An unexpected interest rate reduction by the Swiss National Bank on Thursday propelled markets to new peaks, as investors realized that major central banks globally might act on rate cuts independently of the U.S. Federal Reserve. This optimism carried Wall Street to new heights overnight, with all three major indexes hitting consecutive record highs. However, the mood became more reserved on Friday.
By midday GMT, the MSCI World Equity Index had dropped slightly by 0.1% for the day, yet it was up by 1.9% for the week, marking its most significant weekly increase of the year. The week’s market confidence was bolstered not just by Switzerland’s rate cut but also by the Bank of England’s unexpectedly dovish outlook. The BoE indicated a positive economic direction that could lead to rate reductions.
Europe’s STOXX 600 and France’s CAC 40 both experienced minor declines, while London’s FTSE 100 saw a 0.5% increase, fueled by anticipations of imminent BoE rate cuts.
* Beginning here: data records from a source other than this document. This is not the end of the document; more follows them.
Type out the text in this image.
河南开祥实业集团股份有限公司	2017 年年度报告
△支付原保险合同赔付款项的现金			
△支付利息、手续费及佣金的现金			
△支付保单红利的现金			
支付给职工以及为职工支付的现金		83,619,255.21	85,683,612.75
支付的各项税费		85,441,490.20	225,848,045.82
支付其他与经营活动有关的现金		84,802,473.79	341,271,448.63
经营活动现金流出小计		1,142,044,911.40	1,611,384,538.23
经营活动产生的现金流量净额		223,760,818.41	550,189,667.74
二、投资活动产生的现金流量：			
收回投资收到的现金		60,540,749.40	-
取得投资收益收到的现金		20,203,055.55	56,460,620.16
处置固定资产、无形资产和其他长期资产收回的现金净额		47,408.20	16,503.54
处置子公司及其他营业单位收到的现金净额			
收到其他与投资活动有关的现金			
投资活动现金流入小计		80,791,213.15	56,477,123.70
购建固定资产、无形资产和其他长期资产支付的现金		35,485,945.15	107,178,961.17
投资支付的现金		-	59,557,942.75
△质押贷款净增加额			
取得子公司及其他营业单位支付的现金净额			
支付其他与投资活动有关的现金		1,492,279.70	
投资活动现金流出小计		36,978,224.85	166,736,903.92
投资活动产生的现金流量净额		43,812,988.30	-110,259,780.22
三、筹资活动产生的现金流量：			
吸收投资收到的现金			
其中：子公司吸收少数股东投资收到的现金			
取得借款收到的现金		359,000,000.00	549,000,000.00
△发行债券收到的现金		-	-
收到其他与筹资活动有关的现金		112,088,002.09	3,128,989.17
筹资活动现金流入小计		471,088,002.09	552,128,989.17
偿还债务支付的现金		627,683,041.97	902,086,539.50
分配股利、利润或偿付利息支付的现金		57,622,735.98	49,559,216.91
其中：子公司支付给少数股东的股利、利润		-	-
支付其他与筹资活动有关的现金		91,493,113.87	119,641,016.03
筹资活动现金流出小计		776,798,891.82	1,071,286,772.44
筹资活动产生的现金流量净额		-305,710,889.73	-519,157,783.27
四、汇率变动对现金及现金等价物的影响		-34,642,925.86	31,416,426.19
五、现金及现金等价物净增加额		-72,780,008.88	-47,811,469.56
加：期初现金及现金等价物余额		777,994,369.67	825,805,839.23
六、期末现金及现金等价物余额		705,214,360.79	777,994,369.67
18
BoE Governor Andrew Bailey suggested that further rate reductions this year were within reason.
Elsewhere, the MSCI’s Europe index and Wall Street futures experienced dips, while investors awaited comments from Fed Chair Jerome Powell. The Fed maintained that recent spikes in inflation hadn’t altered the overall scenario of gradually declining price pressures.
According to Baylee Wakefield from Aviva, the week’s end might see profit-taking due to the substantial amount of data released and the recent positive surprises. The upcoming Easter weekend could also see reduced trading activity.
The U.S. dollar index rose, set for its strongest week since the year’s start, driven by the acknowledgement that other major central banks might lower their rates quicker than the Fed, especially in light of recent robust U.S. economic data.
The euro and British pound both weakened against the dollar and Euro zone bond yields, particularly Germany’s benchmark yield, were on track for a weekly fall. The Chinese yuan weakened significantly in Asian trading, attributed to anticipated further monetary easing to support China’s economy.
Oil prices remained stable, with Brent crude slightly above $85 per barrel, influenced by a potential Gaza ceasefire, a stronger dollar, and reduced U.S. gasoline demand. Gold prices dropped to $2,174.48 per ounce after reaching a record high on Thursday. Investment in gold saw its highest inflow in nearly a year, according to Bank of America Global Research.